28 maggio 2009

Cesare Alberti

Cesare Alberti, il veneziano ritenuto il primo italiano a stabilirsi definitivamente sul suolo nordamericano sarà celebrato il 2 giungo 2009, proprio in occasione della festa della repubblica italiana.
Giulio Cesare Alberti fu battezzato nella chiesa di San luca a Venezia il 20 giugno 1608, figlio di Andrea, segretario del tesori ducale di Venezia e di Veronica. Ad un certo punto della sua vita divenne marinaio e trovò lavoro in Olanda. Viste le relazioni tra Venezia e il mondo la cosa non stupisce più di tanto.

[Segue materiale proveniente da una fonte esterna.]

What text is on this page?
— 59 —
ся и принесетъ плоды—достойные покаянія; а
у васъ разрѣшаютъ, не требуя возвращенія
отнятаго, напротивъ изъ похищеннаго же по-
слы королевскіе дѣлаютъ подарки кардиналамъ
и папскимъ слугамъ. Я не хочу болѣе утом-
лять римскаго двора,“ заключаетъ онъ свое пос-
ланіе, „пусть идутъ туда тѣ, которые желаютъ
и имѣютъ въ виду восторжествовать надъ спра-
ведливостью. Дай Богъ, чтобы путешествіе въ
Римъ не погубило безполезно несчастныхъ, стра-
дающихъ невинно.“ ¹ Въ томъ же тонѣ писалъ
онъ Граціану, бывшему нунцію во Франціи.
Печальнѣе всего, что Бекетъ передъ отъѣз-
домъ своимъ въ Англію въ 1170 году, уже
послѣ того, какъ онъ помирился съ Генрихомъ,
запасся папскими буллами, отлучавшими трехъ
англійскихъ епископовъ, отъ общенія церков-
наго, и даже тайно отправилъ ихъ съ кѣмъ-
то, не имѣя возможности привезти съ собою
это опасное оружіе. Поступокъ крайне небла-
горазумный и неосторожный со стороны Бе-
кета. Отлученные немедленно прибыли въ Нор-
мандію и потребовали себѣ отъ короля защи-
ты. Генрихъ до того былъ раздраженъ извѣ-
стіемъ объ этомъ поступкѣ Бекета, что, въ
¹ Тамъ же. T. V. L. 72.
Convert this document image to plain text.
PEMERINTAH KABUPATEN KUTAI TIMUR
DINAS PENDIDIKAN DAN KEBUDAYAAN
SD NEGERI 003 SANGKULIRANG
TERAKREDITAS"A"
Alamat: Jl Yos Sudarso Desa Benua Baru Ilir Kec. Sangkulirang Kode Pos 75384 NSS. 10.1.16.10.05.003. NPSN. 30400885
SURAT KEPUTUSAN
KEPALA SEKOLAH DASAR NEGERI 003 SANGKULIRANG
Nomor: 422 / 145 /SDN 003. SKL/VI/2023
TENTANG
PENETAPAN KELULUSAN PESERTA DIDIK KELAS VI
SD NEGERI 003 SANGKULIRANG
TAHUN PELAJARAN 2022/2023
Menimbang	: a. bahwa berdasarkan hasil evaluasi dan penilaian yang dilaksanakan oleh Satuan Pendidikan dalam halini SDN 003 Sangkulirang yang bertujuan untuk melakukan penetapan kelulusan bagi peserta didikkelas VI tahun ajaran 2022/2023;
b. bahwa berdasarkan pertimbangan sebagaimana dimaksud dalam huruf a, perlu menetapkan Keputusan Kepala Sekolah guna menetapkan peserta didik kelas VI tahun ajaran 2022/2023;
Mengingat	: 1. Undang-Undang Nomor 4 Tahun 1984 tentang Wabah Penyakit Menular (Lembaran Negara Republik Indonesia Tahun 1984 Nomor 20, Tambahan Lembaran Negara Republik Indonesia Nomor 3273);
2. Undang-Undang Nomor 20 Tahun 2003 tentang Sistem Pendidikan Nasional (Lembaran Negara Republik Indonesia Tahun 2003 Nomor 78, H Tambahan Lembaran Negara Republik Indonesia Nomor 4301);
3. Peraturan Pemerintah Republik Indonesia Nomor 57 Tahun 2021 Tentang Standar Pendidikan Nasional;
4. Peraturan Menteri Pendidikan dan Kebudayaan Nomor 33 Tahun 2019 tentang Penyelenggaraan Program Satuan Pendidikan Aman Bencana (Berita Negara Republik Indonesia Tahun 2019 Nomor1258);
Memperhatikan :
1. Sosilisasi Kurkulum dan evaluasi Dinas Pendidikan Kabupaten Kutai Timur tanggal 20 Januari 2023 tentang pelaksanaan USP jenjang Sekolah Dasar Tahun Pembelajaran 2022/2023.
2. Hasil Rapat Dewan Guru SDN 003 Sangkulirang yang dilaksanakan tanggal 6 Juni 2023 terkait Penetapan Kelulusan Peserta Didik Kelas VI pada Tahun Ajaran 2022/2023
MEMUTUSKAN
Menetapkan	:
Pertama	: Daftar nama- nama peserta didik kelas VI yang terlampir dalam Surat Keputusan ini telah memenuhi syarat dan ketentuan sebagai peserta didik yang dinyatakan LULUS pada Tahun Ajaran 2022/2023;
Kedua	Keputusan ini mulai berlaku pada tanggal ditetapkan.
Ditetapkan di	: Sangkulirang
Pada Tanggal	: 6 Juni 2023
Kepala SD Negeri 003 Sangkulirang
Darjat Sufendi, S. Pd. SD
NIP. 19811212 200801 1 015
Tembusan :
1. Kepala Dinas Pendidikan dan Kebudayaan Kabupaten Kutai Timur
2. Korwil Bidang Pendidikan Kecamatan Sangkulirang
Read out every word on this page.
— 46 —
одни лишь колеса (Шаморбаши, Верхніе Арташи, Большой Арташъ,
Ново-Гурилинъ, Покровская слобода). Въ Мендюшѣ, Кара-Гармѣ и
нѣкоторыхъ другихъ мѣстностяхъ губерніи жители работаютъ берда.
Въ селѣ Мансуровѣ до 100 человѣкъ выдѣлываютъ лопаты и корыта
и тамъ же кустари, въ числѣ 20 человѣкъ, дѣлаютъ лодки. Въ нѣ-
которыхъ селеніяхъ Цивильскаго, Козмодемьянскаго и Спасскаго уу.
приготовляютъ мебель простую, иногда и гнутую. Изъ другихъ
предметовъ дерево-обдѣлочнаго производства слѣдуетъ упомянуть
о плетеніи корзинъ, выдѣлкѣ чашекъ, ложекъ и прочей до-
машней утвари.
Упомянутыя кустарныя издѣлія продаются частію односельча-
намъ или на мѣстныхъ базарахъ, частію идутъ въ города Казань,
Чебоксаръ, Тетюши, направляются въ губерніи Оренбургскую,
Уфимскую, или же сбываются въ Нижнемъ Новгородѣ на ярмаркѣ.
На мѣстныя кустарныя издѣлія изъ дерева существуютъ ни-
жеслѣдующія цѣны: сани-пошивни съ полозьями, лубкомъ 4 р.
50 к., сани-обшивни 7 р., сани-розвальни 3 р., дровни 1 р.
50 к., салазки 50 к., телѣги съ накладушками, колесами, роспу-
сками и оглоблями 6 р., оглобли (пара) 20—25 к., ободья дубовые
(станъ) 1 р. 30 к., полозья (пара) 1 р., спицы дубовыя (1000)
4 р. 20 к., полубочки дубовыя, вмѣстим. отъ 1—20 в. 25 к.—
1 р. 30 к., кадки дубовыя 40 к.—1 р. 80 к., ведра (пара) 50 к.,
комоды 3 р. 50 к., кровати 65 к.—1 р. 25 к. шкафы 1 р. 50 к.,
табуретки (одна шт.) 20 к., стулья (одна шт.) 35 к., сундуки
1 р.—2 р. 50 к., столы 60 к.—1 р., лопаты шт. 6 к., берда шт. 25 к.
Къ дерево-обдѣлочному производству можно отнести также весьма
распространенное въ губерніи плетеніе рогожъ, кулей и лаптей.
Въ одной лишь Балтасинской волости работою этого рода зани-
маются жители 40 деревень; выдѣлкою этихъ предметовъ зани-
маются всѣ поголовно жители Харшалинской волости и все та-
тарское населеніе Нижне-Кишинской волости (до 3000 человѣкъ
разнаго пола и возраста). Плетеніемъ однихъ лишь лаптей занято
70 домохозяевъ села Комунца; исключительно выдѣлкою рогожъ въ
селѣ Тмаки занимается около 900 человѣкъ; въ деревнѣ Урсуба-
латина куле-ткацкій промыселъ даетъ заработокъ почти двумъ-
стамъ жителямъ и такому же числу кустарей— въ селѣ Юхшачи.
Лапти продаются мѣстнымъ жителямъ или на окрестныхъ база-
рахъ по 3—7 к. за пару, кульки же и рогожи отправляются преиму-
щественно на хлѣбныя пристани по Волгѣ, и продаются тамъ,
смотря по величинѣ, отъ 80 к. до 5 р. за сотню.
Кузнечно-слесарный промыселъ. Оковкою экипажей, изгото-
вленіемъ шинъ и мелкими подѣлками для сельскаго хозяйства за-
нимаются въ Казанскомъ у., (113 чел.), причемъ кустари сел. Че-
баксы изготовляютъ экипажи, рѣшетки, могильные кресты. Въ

Fu al servizio del comandante David Pieterson De Vries durante un viaggio nel 1634 in Guyana e quindi in Virginia, ma abbandonò la nave e si stabilì a Nieuw Amsterdam, fondata da una decina d’anni dagli olandesi e prossima a diventare un giorno New York, nel 1635.
I dati relativi ad Alberti sono ricavati dai registri della Chiesa Riformata Olandese la cui fede abbracciò allorché nel 1642 sposò Judith Jans  Manje, figlia di  Van Manje da New Kirk, Fiandre, da dove la famiglia di lei era presumibilmente fuggita in seguito a persecuzioni religiose. Ebbero  7 figli e una numerosa discendenza, tuttora presente soprattutto come Alburtis e Burtis in tutti gli Stati Uniti. Allora Alberti viveva in Heesen Gracht, l’attuale Broad Street. Diversi documenti provano che fu uno dei primi coltivatori di tabacco di Long Island e che dispose di svariati appezzamenti di terreno.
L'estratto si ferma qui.